Intergenerational consequences of fetal programming by in utero exposure to glucocorticoids in rats

Abstract

Epidemiological studies linking low birth weight and subsequent cardiometabolic disease have given rise to the hypothesis that events in fetal life permanently program subsequent cardiovascular risk. The effects of fetal programming may not be limited to the first-generation offspring. We have explored intergenerational effects in the dexamethasone-programmed rat, a model in which fetal exposure to excess glucocorticoid results in low birth weight with subsequent adult hyperinsulinemia and hyperglycemia underpinned by increased activity of the key hepatic gluconeogenic enzyme, phospho enolpyruvate carboxykinase (PEPCK).
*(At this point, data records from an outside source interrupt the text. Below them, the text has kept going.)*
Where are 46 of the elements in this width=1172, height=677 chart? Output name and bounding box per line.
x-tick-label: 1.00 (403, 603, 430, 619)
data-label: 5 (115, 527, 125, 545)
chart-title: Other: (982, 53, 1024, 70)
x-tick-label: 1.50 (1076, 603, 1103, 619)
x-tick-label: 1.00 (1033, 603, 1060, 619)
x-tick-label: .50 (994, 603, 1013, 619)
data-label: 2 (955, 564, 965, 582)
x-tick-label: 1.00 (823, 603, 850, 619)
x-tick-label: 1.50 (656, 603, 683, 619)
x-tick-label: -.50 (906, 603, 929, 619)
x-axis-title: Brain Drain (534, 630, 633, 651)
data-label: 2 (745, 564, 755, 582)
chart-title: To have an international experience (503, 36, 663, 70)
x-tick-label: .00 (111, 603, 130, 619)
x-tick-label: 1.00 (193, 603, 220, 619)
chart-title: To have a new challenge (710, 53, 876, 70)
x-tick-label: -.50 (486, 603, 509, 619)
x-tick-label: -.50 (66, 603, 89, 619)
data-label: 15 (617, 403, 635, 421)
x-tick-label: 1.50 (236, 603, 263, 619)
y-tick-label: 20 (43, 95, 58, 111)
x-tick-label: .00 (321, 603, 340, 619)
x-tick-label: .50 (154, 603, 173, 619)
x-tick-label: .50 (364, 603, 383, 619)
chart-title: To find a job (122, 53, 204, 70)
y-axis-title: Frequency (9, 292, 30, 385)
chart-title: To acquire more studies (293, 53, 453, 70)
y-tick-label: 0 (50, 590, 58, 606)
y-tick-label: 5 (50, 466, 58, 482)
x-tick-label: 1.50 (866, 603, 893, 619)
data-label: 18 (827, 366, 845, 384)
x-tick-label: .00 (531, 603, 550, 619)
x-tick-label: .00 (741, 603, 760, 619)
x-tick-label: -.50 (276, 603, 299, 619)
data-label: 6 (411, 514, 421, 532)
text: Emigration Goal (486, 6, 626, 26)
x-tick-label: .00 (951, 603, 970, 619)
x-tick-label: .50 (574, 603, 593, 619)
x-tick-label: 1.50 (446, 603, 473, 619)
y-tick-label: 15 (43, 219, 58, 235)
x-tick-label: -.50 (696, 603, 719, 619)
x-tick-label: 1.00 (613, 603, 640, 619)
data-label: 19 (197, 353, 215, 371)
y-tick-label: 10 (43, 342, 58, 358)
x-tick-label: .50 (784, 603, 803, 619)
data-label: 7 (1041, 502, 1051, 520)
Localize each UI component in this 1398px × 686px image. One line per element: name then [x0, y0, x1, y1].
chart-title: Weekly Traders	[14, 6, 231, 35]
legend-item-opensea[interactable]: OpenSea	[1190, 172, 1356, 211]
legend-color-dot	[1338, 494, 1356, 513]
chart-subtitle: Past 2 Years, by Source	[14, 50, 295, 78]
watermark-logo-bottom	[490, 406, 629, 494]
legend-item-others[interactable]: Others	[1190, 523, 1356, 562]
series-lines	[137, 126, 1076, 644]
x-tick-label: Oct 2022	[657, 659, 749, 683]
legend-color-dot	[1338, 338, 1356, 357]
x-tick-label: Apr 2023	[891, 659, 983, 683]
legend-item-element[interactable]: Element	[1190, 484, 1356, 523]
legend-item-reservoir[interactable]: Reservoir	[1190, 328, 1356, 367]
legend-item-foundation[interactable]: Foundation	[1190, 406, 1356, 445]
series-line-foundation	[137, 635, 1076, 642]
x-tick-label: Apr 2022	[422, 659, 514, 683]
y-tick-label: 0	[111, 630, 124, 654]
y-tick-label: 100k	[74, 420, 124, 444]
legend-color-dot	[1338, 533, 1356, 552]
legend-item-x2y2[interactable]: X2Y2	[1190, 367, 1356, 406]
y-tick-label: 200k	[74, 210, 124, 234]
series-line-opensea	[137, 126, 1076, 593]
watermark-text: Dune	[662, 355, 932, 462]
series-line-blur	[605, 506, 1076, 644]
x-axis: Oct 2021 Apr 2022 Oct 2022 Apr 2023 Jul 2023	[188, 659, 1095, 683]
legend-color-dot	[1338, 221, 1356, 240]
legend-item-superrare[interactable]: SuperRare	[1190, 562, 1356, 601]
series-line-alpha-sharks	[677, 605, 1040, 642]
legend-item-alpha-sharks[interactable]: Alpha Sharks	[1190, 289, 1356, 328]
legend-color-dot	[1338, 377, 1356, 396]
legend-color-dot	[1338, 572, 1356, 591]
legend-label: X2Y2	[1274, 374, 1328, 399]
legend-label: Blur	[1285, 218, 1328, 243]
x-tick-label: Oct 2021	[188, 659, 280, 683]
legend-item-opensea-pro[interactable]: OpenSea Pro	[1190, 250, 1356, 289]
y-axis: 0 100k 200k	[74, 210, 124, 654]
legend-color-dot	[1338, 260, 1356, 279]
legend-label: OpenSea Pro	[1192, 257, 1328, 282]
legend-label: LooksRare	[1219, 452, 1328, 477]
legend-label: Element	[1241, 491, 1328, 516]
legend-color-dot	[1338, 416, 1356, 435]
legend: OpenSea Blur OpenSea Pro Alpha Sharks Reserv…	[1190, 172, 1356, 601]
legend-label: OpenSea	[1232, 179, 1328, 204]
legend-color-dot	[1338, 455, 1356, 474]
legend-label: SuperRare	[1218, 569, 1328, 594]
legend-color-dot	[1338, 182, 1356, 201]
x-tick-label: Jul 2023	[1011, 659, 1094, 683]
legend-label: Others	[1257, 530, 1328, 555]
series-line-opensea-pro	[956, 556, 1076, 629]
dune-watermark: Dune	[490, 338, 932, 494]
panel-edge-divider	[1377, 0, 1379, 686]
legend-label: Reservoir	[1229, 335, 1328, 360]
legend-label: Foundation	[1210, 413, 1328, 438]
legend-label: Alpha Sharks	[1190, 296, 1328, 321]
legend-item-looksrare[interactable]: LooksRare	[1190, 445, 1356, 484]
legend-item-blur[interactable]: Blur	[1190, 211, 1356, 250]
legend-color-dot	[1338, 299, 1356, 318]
We found that the male offspring of female rats that had been exposed prenatally to dexamethasone, but were not manipulated in their own pregnancy, also had reduced birth weight (5.66 ± 0.06 vs. 6.12 ± 0.06 g, P < 0.001), glucose intolerance, and elevated hepatic PEPCK activity (5.7 ± 0.6 vs. 3.3 ± 0.2 nmol·min−1·mg protein−1, P < 0.001). These effects resolved in a third generation. Similar intergenerational programming was observed in offspring of male rats exposed prenatally to dexamethasone mated with control females. The persistence of such programming effects through several generations, transmitted by either maternal or paternal lines, indicates the potential importance of epigenetic factors in the intergenerational inheritance of the “programming phenotype” and provides a basis for the inherited association between low birth weight and cardiovascular risk factors.